Had there been orgies? This was Ghost. Of course there’d been orgies. Drug orgies, probably. With pregnant men. For seven hundred years. She was reconsidering the part where she tried to convince him that she was a woman of the world. She’d never even been to a sober orgy. She’d just assumed it would never come up, like a fool.

“Is this a problem?” Ghost asked softly. She realized he was watching her. His expression was… worried.

“That’s not—no,” she said, shaking her head. “I’m not about to… slutshame you?” That didn’t sound as reassuring as it had felt. His fork bounced in his hand, fidgety.

“It doesn’t bother you,” he pressed. “That I was with men.”

“What!” She dropped her fork. “Oh, my god, no. That’s—no. That’s fine. I’m cool with—oh my god.” She pointed at herself. “I’m totally bisexual. I sort of assume everyone is until they correct me, which is kind of problematic actually, but, I mean. I’m cool with it. That’s not—I’m sorry. Are you—were you coming out to me? Was that a big trust thing you did, and I totally dropped the ball because I didn’t realize? Oh my god, I’m the worst.”

The worry had left him, replaced by that easy smile as he watched her flounder. “I forgot,” he admitted. “Until I said it. I was in Atlantis for a very long time.”

“Yeah.”

“It was… strange. When I came back. I had forgotten many things about America. Being American.”

“Going from Atlantis and your royal husbands to the 80s is kind of a worst-case scenario,” Andi sympathized.

“Even when I managed to find my old things—my journals—things had changed. Not only with time, but time had changed. People and places missing. No more hippos.”

“It’s really impressive,” she said, “that you’re doing as well as you are.”

“I’m not,” he said. “I fake it well.”

“I think it counts,” she said.


“Did you hit it yet?” David asked from the futon, still looking at his phone.
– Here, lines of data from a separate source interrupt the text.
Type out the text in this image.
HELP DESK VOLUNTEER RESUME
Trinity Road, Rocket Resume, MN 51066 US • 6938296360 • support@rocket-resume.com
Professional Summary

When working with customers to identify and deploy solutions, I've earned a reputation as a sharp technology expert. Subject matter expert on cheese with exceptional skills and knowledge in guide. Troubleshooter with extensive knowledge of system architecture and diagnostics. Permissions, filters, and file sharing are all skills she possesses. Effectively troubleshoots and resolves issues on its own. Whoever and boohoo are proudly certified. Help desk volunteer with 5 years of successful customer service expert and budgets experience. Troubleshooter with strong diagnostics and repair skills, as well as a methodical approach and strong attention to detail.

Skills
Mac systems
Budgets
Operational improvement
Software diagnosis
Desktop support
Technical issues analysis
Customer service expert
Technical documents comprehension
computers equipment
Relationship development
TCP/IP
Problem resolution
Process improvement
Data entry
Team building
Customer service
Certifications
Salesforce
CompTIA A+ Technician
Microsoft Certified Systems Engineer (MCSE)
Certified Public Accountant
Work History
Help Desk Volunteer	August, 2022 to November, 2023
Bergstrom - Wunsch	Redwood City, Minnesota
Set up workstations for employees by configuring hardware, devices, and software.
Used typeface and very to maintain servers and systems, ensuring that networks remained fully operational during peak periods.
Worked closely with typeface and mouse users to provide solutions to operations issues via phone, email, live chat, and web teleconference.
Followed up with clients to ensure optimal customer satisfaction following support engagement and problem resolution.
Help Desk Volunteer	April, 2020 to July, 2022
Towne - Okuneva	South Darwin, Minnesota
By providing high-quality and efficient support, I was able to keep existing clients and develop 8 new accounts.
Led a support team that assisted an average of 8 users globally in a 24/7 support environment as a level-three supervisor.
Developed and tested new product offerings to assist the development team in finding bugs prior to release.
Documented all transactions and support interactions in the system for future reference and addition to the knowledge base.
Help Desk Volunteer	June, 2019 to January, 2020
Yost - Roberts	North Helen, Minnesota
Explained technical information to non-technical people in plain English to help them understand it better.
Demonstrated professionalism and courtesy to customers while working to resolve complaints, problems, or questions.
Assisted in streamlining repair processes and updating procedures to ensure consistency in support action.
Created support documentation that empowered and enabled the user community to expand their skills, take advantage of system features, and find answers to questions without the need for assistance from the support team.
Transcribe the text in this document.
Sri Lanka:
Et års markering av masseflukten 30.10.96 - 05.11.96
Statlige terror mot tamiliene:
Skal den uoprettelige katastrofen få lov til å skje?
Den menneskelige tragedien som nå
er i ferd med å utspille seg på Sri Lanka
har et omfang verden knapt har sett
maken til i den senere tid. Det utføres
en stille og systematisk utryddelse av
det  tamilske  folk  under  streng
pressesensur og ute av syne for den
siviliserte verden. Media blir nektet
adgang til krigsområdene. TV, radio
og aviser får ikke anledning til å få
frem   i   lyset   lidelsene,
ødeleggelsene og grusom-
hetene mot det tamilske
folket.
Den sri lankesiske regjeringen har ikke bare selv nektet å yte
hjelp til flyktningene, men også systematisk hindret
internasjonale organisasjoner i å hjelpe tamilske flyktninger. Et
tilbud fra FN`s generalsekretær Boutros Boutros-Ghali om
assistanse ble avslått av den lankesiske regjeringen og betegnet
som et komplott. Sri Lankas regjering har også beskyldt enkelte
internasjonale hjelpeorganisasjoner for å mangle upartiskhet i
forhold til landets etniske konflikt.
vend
Andi slammed the door behind her. “We’re taking it slow,” she snapped.

David looked up. “You are, or he is?”

“It’s fine,” she said, careful not to slam her bedroom door.

Say the word, he said, but that was before she’d known about the orgies. How was she supposed to compete with orgies? She had superpowers, sure, but she also still had a gag reflex. This was going to be a disaster.